Derivative of a function of another function

[kent davidge]

This is really a simple question, but I'm stuck.

Suppose we have a function $\vartheta'(\vartheta) = \vartheta$ and that $\vartheta = \vartheta(\varphi)$ and we know what $\vartheta(\varphi)$ is. How should I view $\frac{\partial \vartheta'}{\partial \varphi}$? Should I set it equal to zero because $\varphi$ does not appear explicitely? But as I said, I know what $\vartheta(\varphi)$ is in this particular case, and it is not even linear in $\varphi$, so it doesn't make sense to say that its derivatives vanish.

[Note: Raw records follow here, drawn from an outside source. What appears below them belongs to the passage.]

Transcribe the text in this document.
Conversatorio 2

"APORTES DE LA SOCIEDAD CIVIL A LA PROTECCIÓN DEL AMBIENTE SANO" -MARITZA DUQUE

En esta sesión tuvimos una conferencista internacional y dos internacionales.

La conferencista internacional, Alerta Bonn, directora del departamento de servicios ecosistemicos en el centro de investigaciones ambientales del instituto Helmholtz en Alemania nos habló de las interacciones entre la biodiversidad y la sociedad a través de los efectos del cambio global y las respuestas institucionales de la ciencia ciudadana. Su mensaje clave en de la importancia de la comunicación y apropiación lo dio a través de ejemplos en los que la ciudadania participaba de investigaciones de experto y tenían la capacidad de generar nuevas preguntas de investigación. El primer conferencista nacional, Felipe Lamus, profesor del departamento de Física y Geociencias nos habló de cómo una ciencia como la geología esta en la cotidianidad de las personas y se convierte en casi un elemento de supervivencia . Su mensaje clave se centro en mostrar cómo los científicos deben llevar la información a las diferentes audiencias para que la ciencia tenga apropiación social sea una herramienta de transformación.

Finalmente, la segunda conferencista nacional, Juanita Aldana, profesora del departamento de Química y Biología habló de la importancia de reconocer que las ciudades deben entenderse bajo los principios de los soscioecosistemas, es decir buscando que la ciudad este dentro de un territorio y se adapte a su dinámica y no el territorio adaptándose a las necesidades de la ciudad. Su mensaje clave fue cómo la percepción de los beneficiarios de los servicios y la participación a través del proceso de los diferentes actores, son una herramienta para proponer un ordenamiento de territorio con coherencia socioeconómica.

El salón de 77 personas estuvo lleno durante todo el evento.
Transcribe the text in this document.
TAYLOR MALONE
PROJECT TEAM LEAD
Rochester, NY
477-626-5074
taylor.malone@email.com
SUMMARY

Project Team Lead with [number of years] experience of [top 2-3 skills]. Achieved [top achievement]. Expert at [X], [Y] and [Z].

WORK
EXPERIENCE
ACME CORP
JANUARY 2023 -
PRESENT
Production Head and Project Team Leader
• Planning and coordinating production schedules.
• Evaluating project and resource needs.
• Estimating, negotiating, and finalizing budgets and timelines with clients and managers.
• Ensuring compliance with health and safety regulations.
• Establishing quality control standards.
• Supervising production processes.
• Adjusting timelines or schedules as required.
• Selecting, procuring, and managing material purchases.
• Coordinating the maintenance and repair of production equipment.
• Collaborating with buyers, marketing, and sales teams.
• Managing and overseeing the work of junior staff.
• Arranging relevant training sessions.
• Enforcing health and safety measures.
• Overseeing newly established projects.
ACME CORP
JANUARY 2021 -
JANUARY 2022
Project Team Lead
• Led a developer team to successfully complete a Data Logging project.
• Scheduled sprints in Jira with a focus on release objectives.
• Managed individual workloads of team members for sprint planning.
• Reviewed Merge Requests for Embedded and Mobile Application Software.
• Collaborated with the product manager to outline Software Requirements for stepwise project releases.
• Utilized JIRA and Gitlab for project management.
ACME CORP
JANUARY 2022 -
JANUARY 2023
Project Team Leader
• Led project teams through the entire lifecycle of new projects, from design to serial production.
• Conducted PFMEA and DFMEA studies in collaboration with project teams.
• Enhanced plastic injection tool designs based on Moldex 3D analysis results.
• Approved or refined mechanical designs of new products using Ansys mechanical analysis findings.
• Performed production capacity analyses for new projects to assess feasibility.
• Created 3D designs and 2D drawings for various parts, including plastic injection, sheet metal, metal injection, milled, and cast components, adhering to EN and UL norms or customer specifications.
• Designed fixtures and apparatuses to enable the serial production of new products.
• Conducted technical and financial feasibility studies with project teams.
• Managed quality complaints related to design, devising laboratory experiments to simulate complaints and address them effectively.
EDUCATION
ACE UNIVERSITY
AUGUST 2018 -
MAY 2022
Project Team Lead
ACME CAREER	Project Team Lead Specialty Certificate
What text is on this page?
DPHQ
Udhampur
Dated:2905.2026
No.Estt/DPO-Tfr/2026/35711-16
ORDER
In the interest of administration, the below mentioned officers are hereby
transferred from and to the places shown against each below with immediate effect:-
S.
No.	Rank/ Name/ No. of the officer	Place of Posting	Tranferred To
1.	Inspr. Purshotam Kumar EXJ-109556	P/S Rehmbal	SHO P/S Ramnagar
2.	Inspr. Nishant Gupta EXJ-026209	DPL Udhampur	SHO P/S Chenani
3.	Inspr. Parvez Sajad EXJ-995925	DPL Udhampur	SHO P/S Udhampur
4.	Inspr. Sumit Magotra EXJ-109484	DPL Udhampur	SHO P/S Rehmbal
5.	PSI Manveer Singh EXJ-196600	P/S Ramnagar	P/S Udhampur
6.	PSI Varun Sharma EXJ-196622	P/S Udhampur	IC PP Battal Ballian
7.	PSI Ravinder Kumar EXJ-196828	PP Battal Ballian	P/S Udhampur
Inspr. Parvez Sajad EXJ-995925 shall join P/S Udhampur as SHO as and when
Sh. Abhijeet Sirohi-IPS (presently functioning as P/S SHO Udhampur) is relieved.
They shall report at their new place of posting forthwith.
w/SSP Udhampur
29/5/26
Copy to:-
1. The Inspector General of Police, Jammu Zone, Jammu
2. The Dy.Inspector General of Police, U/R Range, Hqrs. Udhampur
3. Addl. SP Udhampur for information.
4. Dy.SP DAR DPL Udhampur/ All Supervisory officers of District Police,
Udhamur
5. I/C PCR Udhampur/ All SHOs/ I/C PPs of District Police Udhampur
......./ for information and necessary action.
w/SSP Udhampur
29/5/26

Edit: I added a crucial correction to my post.

 

[fresh_42]

What does $\vartheta '( \vartheta )$ mean?

 

[kent davidge]

What does $\vartheta '( \vartheta )$ mean?

I'm sorry, that was a bad choice of notation. $\vartheta'$ is simply a function, the prime is there to differentiate it from $\vartheta$. It does not mean derivative. If you prefer, let's call it $\Theta$ from now on to cause no confusion.

 

[zinq]

Still truly bad notation, especially because a prime superscript placed on the symbol for a function typically means its derivative. And this question is about derivatives.

 

[kent davidge]

Still truly bad notation, especially because a prime superscript placed on the symbol for a function typically means its derivative. And this question is about derivatives.

 

[fresh_42]

So we are talking about the chain rule? $g=g(\varphi)$ and $f=f(g)$, so $f=f(g(\varphi))$?

 

[kent davidge]

So we are talking about the chain rule? $g=g(\varphi)$ and $f=f(g)$, so $f=f(g(\varphi))$?

oh yes. And I would like to know $$\frac{\partial f}{\partial \varphi}$$ If $\varphi$ were the argument of $f$ directly, then it would be the same as the total derivative of $f$ wrt it. But since $\varphi$ is the argument of $g$, I'm not sure how to proceed.

chain rule?

oops, this just reminded me that we can use the chain rule also with partial derivatives. so $$\frac{\partial f}{\partial \varphi} = \frac{\partial f}{\partial g}\frac{\partial g}{\partial \varphi}$$

 

[fresh_42]

$\dfrac{df}{d \varphi}=\dfrac{df(g)}{dg}\cdot\dfrac{dg(\varphi)}{d\varphi}$.

 

[Stephen Tashi]

Let's try different notation for the OP and use an example.

Suppose we are given $f(y) = 2y$ and $y = x^2$. Then what is $\frac {df}{dx}$?

Is it zero because $x$ does not appear in the formula $f(y) = 2y$ ? Or is it $4x$ because $f(x) = 2(x^2)$ ?

This involves ambiguous and bad notation - and notation that is customary, especially in writing about physics! Beginning students in mathematics are taught that a function has a definite domain and co-domain. So if two functions have different co-domains, they must be different functions. The function $f(y)$ can take on negative values. The function $f(x)$ cannot. So we shouldn't use the name $f$ for both functions. However, it is common practice to do so.

When we are "given" that $y = x^2$, it isn't clear how the name $f$ should be used in representing this fact. To be unambiguous, we could say there is function $f(y) = 2y$ and another function $B(x) = f(x^2) = 2x^2$.

Technically speaking, if $x$ denotes a variable not in the domain of $f$ then $\frac{df}{dx}$ is undefined. However, convention says that we interpret $\frac{df}{dx}$ by pretending $f(y)$ is actually a function of two variables $(x,y)$ that is constant with respect to $x$. With that convention, $\frac{df}{dx} = \frac{\partial f}{\partial_x} = 0$.

I'd say the most common interpretation of the above example in physics is that $\frac{df}{dx} = 0$.

In a math text, the author might want to give students an exercise in the chain rule. He would expect them to interpret $\frac{df}{dx}$ as the derivative of the function $B(x)$.

 

[Mark44]

Suppose we have a function $\vartheta'(\vartheta) = \vartheta$ and that $\vartheta = \vartheta(\varphi)$ and we know what $\vartheta(\varphi)$ is.

Why are you using Greek letters here? The examples shown in the posts by @fresh_42 and @Stephen Tashi are much clearer, not to mention easier to type.

 

[kent davidge]

Why are you using Greek letters here? The examples shown in the posts by @fresh_42 and @Stephen Tashi are much clearer, not to mention easier to type.

Indeed... As if it wasn't enough not understanding the topic, I come up with this notation to make things more difficult.